Nature-inspired lotus-shaped fins combined with hybrid nanoparticles and metal foam for high-performance latent heat thermal energy storage
Prashant Saini, Julián D. Osorio, Munjal Shah, Umang N. Patel, Akhil Nelapudi, Luis A. Porto-Hernandez
Abstract
• Lotus-inspired fins reduce PCM melting time by up to 63%. • Graphene nanoparticles reduce melting time by ∼7%. • Copper foam lowers melting time by over 50% at 75% porosity. • Hybrid fin–nanoparticle–foam design halves charging duration. • Cost-performance analysis guides optimal LHTES design choices. Latent heat thermal energy storage (LHTES) systems play a critical role in renewable energy integration by providing high energy density and nearly isothermal operation during phase transitions. However, their performance is often limited by slow melting/charging rates, which motivates the search for enhanced heat transfer designs. This study investigates the melting behavior of RT-82 phase change material (PCM) using novel lotus-shaped fins combined with copper metal foam and conductive graphene nanoparticles and carbon nanotubes.
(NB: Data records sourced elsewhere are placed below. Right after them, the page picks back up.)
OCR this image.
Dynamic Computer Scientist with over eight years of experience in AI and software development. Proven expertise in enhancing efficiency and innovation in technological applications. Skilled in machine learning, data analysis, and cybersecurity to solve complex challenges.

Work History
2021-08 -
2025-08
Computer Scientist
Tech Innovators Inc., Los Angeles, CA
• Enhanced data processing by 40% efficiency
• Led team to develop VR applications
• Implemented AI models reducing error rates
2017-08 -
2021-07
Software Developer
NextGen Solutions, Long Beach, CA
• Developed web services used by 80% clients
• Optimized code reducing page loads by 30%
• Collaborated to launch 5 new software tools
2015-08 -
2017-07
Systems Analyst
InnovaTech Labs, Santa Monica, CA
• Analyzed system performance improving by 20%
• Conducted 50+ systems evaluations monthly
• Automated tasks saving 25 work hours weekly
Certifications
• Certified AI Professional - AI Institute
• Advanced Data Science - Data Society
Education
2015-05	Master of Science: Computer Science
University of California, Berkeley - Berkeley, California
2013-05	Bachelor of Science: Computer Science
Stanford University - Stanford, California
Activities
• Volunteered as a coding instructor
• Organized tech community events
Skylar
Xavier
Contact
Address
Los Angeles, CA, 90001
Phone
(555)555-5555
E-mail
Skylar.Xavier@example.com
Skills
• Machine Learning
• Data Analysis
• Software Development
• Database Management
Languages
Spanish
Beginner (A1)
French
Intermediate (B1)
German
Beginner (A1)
A two-dimensional enthalpy–porosity model in ANSYS Fluent was developed to simulate the charging/melting process, capturing non-thermal equilibrium between the foam and PCM/nano-PCM. In this study, effects of fin geometry, nanoparticle concentration, and foam porosity on melting dynamics and cost-performance trade-offs were investigated. Results showed that natural convection accelerated melting by ∼12% compared to conduction-only scenarios. Optimized lotus-shaped fins with higher fin density (T3F4 and T3F10) achieved up to 63% faster melting relative to sparse configurations. Graphene nanoparticles improved thermal conductivity, with a 6% volume fraction, by reducing melting time by ∼6.9%, while their combination with 75% porosity foam achieved a maximum reduction in the melting time of ∼51% compared to pure PCM. Cost-performance analysis identified T3F4 as the most balanced design, offering rapid thermal response without excessive material costs, while moderate-density designs like T3S6 provided economical alternatives with acceptable performance. These results highlight the performance enhancement that can be achieved by integrating bio-inspired fins, nanoparticles, and foams, into compact and efficient LHTES for solar heating, building thermal management, and industrial waste-heat recovery applications.